Ripple (XRP) Price Analysis: The XRP price attempts to break the $0.30 resistance level for the second time in less than a month. The XRP/USD pair is in the bullish trend zone as the coin resumes its upward move.
The Ripple coin is now in an upward move after testing the $0.20 demand zone. In October, the XRP/USD pair has made a tremendous move as it attempts to break the $0.30 resistance level. The XRP failed to break the resistance level sometimes in September. The resultant effect was that XRP fell to the low of $0.20 demand zone.
This $0.30 resistance level was the previous support level in July, 2019. Nevertheless, if the price breaks the resistance level, the market will rally above the $0.35 supply zone and continue its upward movement. Conversely, if the price fails to break the resistance level, the pair will be compelled to a sideways move below the resistance level.
From the daily chart, the breaking of the bearish trend line signaled the resumption of a bullish trend. The candlesticks have closed above the trend line and it is expected that the price will rise to the previous highs.
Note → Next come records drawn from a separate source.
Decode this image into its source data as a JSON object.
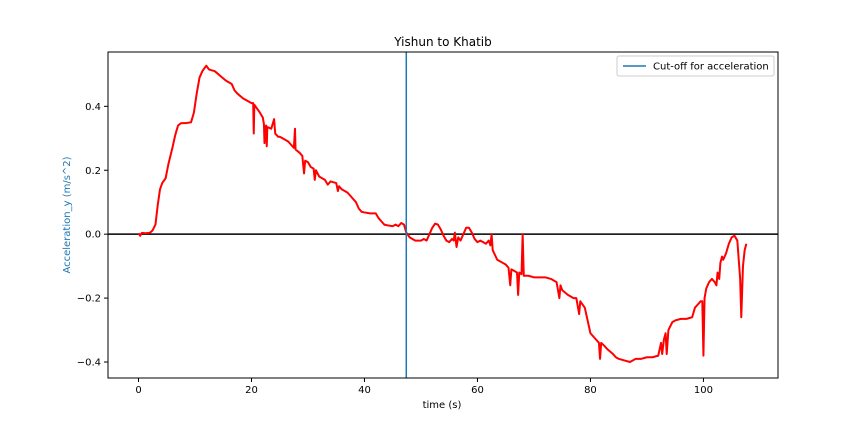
{
  "chart_data": {
    "type": "line",
    "title": "Yishun to Khatib",
    "xlabel": "time (s)",
    "ylabel": "Acceleration_y (m/s^2)",
    "ylabel_color": "#1f77b4",
    "xlim": [
      -5.4,
      113.2
    ],
    "ylim": [
      -0.45,
      0.57
    ],
    "xticks": [
      0,
      20,
      40,
      60,
      80,
      100
    ],
    "yticks": [
      -0.4,
      -0.2,
      0.0,
      0.2,
      0.4
    ],
    "ytick_labels": [
      "−0.4",
      "−0.2",
      "0.0",
      "0.2",
      "0.4"
    ],
    "grid": false,
    "legend": {
      "location": "top-right",
      "entries": [
        "Cut-off for acceleration"
      ]
    },
    "zero_line": {
      "y": 0,
      "color": "#000000"
    },
    "cutoff_line": {
      "x": 47.4,
      "color": "#1f77b4",
      "label": "Cut-off for acceleration"
    },
    "series": [
      {
        "color": "#ff0000",
        "points": [
          [
            0,
            0.003
          ],
          [
            0.3,
            -0.005
          ],
          [
            0.6,
            0.004
          ],
          [
            1.2,
            0.003
          ],
          [
            2.0,
            0.004
          ],
          [
            2.5,
            0.012
          ],
          [
            3.0,
            0.03
          ],
          [
            3.4,
            0.09
          ],
          [
            3.8,
            0.14
          ],
          [
            4.2,
            0.16
          ],
          [
            4.8,
            0.175
          ],
          [
            5.3,
            0.22
          ],
          [
            6.0,
            0.27
          ],
          [
            6.5,
            0.31
          ],
          [
            7.0,
            0.34
          ],
          [
            7.5,
            0.347
          ],
          [
            8.5,
            0.348
          ],
          [
            9.3,
            0.35
          ],
          [
            9.8,
            0.38
          ],
          [
            10.3,
            0.44
          ],
          [
            10.8,
            0.49
          ],
          [
            11.3,
            0.51
          ],
          [
            11.7,
            0.52
          ],
          [
            12.0,
            0.527
          ],
          [
            12.5,
            0.515
          ],
          [
            13.5,
            0.51
          ],
          [
            14.5,
            0.495
          ],
          [
            15.5,
            0.48
          ],
          [
            16.5,
            0.47
          ],
          [
            17.0,
            0.45
          ],
          [
            17.5,
            0.44
          ],
          [
            18.5,
            0.425
          ],
          [
            19.5,
            0.415
          ],
          [
            20.0,
            0.41
          ],
          [
            20.3,
            0.41
          ],
          [
            20.4,
            0.315
          ],
          [
            20.5,
            0.405
          ],
          [
            21.5,
            0.38
          ],
          [
            22.0,
            0.365
          ],
          [
            22.2,
            0.345
          ],
          [
            22.3,
            0.285
          ],
          [
            22.4,
            0.335
          ],
          [
            22.6,
            0.34
          ],
          [
            22.7,
            0.275
          ],
          [
            22.8,
            0.335
          ],
          [
            23.5,
            0.33
          ],
          [
            24.0,
            0.36
          ],
          [
            24.2,
            0.315
          ],
          [
            24.7,
            0.305
          ],
          [
            24.9,
            0.305
          ],
          [
            25.0,
            0.305
          ],
          [
            25.5,
            0.3
          ],
          [
            26.5,
            0.29
          ],
          [
            27.5,
            0.27
          ],
          [
            27.7,
            0.33
          ],
          [
            27.8,
            0.265
          ],
          [
            28.5,
            0.255
          ],
          [
            29.0,
            0.245
          ],
          [
            29.3,
            0.19
          ],
          [
            29.5,
            0.23
          ],
          [
            30.0,
            0.225
          ],
          [
            30.5,
            0.21
          ],
          [
            31.0,
            0.205
          ],
          [
            31.2,
            0.17
          ],
          [
            31.4,
            0.2
          ],
          [
            32.0,
            0.18
          ],
          [
            33.0,
            0.17
          ],
          [
            33.5,
            0.155
          ],
          [
            34.0,
            0.165
          ],
          [
            35.0,
            0.16
          ],
          [
            35.3,
            0.135
          ],
          [
            35.5,
            0.15
          ],
          [
            36.0,
            0.14
          ],
          [
            37.0,
            0.13
          ],
          [
            38.0,
            0.11
          ],
          [
            38.5,
            0.1
          ],
          [
            39.0,
            0.08
          ],
          [
            39.5,
            0.07
          ],
          [
            40.0,
            0.068
          ],
          [
            41.0,
            0.065
          ],
          [
            42.0,
            0.065
          ],
          [
            42.5,
            0.05
          ],
          [
            43.0,
            0.04
          ],
          [
            43.5,
            0.03
          ],
          [
            44.0,
            0.028
          ],
          [
            45.0,
            0.025
          ],
          [
            45.5,
            0.03
          ],
          [
            46.0,
            0.025
          ],
          [
            46.5,
            0.035
          ],
          [
            47.0,
            0.03
          ],
          [
            47.4,
            0.005
          ],
          [
            48.0,
            -0.01
          ],
          [
            49.0,
            -0.02
          ],
          [
            50.0,
            -0.02
          ],
          [
            50.5,
            -0.015
          ],
          [
            51.0,
            -0.02
          ],
          [
            51.5,
            0.0
          ],
          [
            52.0,
            0.02
          ],
          [
            52.5,
            0.033
          ],
          [
            53.0,
            0.03
          ],
          [
            53.5,
            0.015
          ],
          [
            54.0,
            -0.005
          ],
          [
            54.5,
            -0.02
          ],
          [
            55.0,
            -0.025
          ],
          [
            55.5,
            -0.015
          ],
          [
            55.8,
            -0.02
          ],
          [
            56.0,
            0.005
          ],
          [
            56.3,
            -0.04
          ],
          [
            56.6,
            -0.01
          ],
          [
            57.0,
            -0.02
          ],
          [
            57.5,
            0.0
          ],
          [
            58.0,
            0.02
          ],
          [
            58.5,
            0.02
          ],
          [
            59.0,
            0.005
          ],
          [
            59.5,
            -0.015
          ],
          [
            60.0,
            -0.025
          ],
          [
            60.5,
            -0.02
          ],
          [
            61.0,
            -0.025
          ],
          [
            61.5,
            -0.03
          ],
          [
            62.0,
            -0.02
          ],
          [
            62.3,
            -0.035
          ],
          [
            62.5,
            0.0
          ],
          [
            62.7,
            -0.05
          ],
          [
            63.5,
            -0.08
          ],
          [
            64.5,
            -0.09
          ],
          [
            65.0,
            -0.095
          ],
          [
            65.5,
            -0.105
          ],
          [
            65.8,
            -0.16
          ],
          [
            66.0,
            -0.11
          ],
          [
            66.5,
            -0.115
          ],
          [
            67.0,
            -0.12
          ],
          [
            67.2,
            -0.19
          ],
          [
            67.4,
            -0.12
          ],
          [
            67.8,
            -0.125
          ],
          [
            68.0,
            0.0
          ],
          [
            68.2,
            -0.13
          ],
          [
            69.0,
            -0.13
          ],
          [
            70.0,
            -0.135
          ],
          [
            71.0,
            -0.135
          ],
          [
            72.0,
            -0.135
          ],
          [
            73.0,
            -0.14
          ],
          [
            74.0,
            -0.15
          ],
          [
            74.5,
            -0.2
          ],
          [
            74.7,
            -0.16
          ],
          [
            75.0,
            -0.175
          ],
          [
            76.0,
            -0.19
          ],
          [
            77.0,
            -0.2
          ],
          [
            77.5,
            -0.2
          ],
          [
            78.0,
            -0.25
          ],
          [
            78.2,
            -0.21
          ],
          [
            79.0,
            -0.23
          ],
          [
            79.5,
            -0.27
          ],
          [
            80.0,
            -0.31
          ],
          [
            81.0,
            -0.33
          ],
          [
            81.5,
            -0.34
          ],
          [
            81.7,
            -0.39
          ],
          [
            81.9,
            -0.34
          ],
          [
            82.5,
            -0.35
          ],
          [
            83.0,
            -0.36
          ],
          [
            84.0,
            -0.375
          ],
          [
            84.5,
            -0.385
          ],
          [
            85.0,
            -0.39
          ],
          [
            86.0,
            -0.395
          ],
          [
            87.0,
            -0.4
          ],
          [
            88.0,
            -0.39
          ],
          [
            89.0,
            -0.39
          ],
          [
            90.0,
            -0.385
          ],
          [
            91.0,
            -0.385
          ],
          [
            92.0,
            -0.38
          ],
          [
            92.5,
            -0.34
          ],
          [
            92.7,
            -0.375
          ],
          [
            93.0,
            -0.33
          ],
          [
            93.3,
            -0.31
          ],
          [
            93.5,
            -0.375
          ],
          [
            93.8,
            -0.3
          ],
          [
            94.5,
            -0.275
          ],
          [
            95.0,
            -0.27
          ],
          [
            96.0,
            -0.265
          ],
          [
            97.0,
            -0.265
          ],
          [
            98.0,
            -0.26
          ],
          [
            98.5,
            -0.23
          ],
          [
            99.0,
            -0.22
          ],
          [
            99.5,
            -0.21
          ],
          [
            99.8,
            -0.21
          ],
          [
            100.0,
            -0.38
          ],
          [
            100.2,
            -0.2
          ],
          [
            100.5,
            -0.17
          ],
          [
            101.0,
            -0.15
          ],
          [
            101.5,
            -0.14
          ],
          [
            102.0,
            -0.15
          ],
          [
            102.3,
            -0.16
          ],
          [
            102.5,
            -0.12
          ],
          [
            102.8,
            -0.14
          ],
          [
            103.0,
            -0.09
          ],
          [
            103.3,
            -0.07
          ],
          [
            103.5,
            -0.08
          ],
          [
            104.0,
            -0.06
          ],
          [
            104.5,
            -0.03
          ],
          [
            105.0,
            -0.01
          ],
          [
            105.5,
            -0.005
          ],
          [
            106.0,
            -0.02
          ],
          [
            106.5,
            -0.14
          ],
          [
            106.7,
            -0.26
          ],
          [
            107.0,
            -0.1
          ],
          [
            107.3,
            -0.05
          ],
          [
            107.6,
            -0.03
          ]
        ]
      }
    ]
  }
}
However, if the price falls below the trend line after an initial resistance at the $0.30 price level, this will portend a negative move for the coin.
Now, the market is in a strong bullish momentum according to the stochastic indicator above 80% range. The XRP price is above the exponential moving averages meaning that price is in the bullish trend zone.
The XRP/USD pair selling pressure has subsided as the market trades above the EMAs. In October, the price made a consistent move but failed to break the $0.30 resistance level. Nevertheless, if the price makes a retest at the resistance level and breaks it, the market will resume its uptrend movement. However, in the absence of any breakout, the coin may resume a range-bound movement.
Disclaimer. This analysis and forecast are the personal opinions of the author are not a recommendation to buy or sell cryptocurrency and should not be viewed as an endorsement by CoinIdol. Readers should do their own research before investing funds.